Design, Setting, and Participants  In this observational cohort study, 25 216 patients with nonmetastatic stages III to IV head and neck cancer were identified from the National Cancer Database (NCDB).

Exposures  Patients received definitive surgery followed by adjuvant radiation therapy, with an interval duration defined as TS-RT.

Main Outcomes and Measures  Overall survival as a function of TS-RT and the effect of clinicopathologic risk factors and accelerated fractionation.

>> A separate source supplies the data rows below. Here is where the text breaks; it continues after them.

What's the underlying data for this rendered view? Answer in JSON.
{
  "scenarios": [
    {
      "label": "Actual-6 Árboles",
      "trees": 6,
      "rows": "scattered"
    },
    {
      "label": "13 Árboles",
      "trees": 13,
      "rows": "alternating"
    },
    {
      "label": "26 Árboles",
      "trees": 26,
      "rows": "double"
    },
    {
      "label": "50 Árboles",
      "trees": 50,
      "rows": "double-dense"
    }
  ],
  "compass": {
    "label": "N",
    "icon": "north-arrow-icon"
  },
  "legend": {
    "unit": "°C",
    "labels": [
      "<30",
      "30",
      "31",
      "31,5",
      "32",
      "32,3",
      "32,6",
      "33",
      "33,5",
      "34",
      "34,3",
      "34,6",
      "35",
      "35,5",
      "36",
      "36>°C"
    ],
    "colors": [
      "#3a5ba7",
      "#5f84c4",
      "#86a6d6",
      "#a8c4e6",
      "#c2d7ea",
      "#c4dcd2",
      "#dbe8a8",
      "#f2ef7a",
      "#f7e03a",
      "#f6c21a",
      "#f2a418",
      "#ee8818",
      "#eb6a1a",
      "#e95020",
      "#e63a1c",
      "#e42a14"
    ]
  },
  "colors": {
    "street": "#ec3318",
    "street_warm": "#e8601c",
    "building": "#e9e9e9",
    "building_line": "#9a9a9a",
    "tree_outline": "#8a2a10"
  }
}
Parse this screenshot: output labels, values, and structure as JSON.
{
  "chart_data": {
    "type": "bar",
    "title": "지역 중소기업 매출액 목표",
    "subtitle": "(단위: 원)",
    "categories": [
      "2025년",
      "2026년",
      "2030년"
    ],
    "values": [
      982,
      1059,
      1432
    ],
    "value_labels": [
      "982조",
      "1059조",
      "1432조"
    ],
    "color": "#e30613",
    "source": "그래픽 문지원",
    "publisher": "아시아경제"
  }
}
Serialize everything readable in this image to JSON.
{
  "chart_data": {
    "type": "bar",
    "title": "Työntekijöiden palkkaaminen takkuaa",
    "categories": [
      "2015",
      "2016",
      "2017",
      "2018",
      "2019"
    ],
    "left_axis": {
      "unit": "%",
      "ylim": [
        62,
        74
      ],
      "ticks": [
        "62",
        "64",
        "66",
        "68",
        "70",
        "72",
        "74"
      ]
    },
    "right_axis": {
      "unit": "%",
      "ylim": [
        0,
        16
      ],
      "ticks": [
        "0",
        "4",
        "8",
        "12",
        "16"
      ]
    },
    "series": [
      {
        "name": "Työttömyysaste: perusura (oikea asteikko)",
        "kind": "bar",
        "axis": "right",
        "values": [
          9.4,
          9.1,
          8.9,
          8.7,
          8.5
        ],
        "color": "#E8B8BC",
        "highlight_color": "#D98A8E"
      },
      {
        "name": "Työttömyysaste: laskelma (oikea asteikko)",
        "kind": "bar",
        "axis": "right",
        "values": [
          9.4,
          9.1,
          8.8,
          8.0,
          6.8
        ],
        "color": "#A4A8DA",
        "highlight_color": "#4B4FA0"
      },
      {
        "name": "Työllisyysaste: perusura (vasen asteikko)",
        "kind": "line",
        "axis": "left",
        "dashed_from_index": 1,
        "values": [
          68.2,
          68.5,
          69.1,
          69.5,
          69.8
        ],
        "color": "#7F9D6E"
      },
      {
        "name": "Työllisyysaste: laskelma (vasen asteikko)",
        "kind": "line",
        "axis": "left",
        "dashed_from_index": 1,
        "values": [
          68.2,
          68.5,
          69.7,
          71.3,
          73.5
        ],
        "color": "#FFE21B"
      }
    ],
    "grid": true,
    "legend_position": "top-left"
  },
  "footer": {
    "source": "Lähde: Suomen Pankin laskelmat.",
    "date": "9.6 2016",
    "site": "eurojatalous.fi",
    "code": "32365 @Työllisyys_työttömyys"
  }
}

Results  We identified 25 216 patients with nonmetastatic squamous cell carcinoma of the head and neck. There were 18 968 (75%) men and 6248 (25%) women and the mean (SD) age of the cohort was 59 (10.9) years. Of the 25 216 patients, 9765 (39%) had a 42-days or less TS-RT and 4735 (19%) had a 43- to 49-day TS-RT. Median OS was 10.5 years (95% CI, 10.0-11.1 years) for patients with a 42-days or less TS-RT, 8.2 years (95% CI, 7.4-8.6 years; absolute difference, −2.4 years, 95% CI, −1.5 to −3.2 years) for patients with a 43- to 49-day TS-RT, and 6.5 years (95% CI, 6.1-6.8 years; absolute difference, −4.1 years, 95% CI, −3.4 to −4.7 years) for those with a 50-days or more TS-RT. Multivariable analysis found that compared with a 42-days or less TS-RT, there was not a significant increase in mortality with a 43- to 49-day TS-RT (HR, 0.98; 95% CI, 0.93-1.04), although there was for a TS-RT of 50 days or more (HR, 1.07; 95% CI, 1.02-1.12). A significant interaction was identified between TS-RT and disease site. Subgroup effect modeling found that a delayed TS-RT of 7 days resulted in significantly worse OS for patients with tonsil tumors (HR, 1.22; 95% CI, 1.05-1.43) though not other tumor subtypes. Accelerated fractionation of 5.2 fractions or more per week was associated with improved survival (HR, 0.93; 95% CI, 0.87-0.99) compared with standard fractionation.

Conclusions and Relevance  Delayed TS-RT of 50 days or more was associated with worse overall survival. The multidisciplinary care team should focus on shortening TS-RT to improve survival. Unavoidable delays may be an indication for accelerated fractionation or other dose intensification strategies.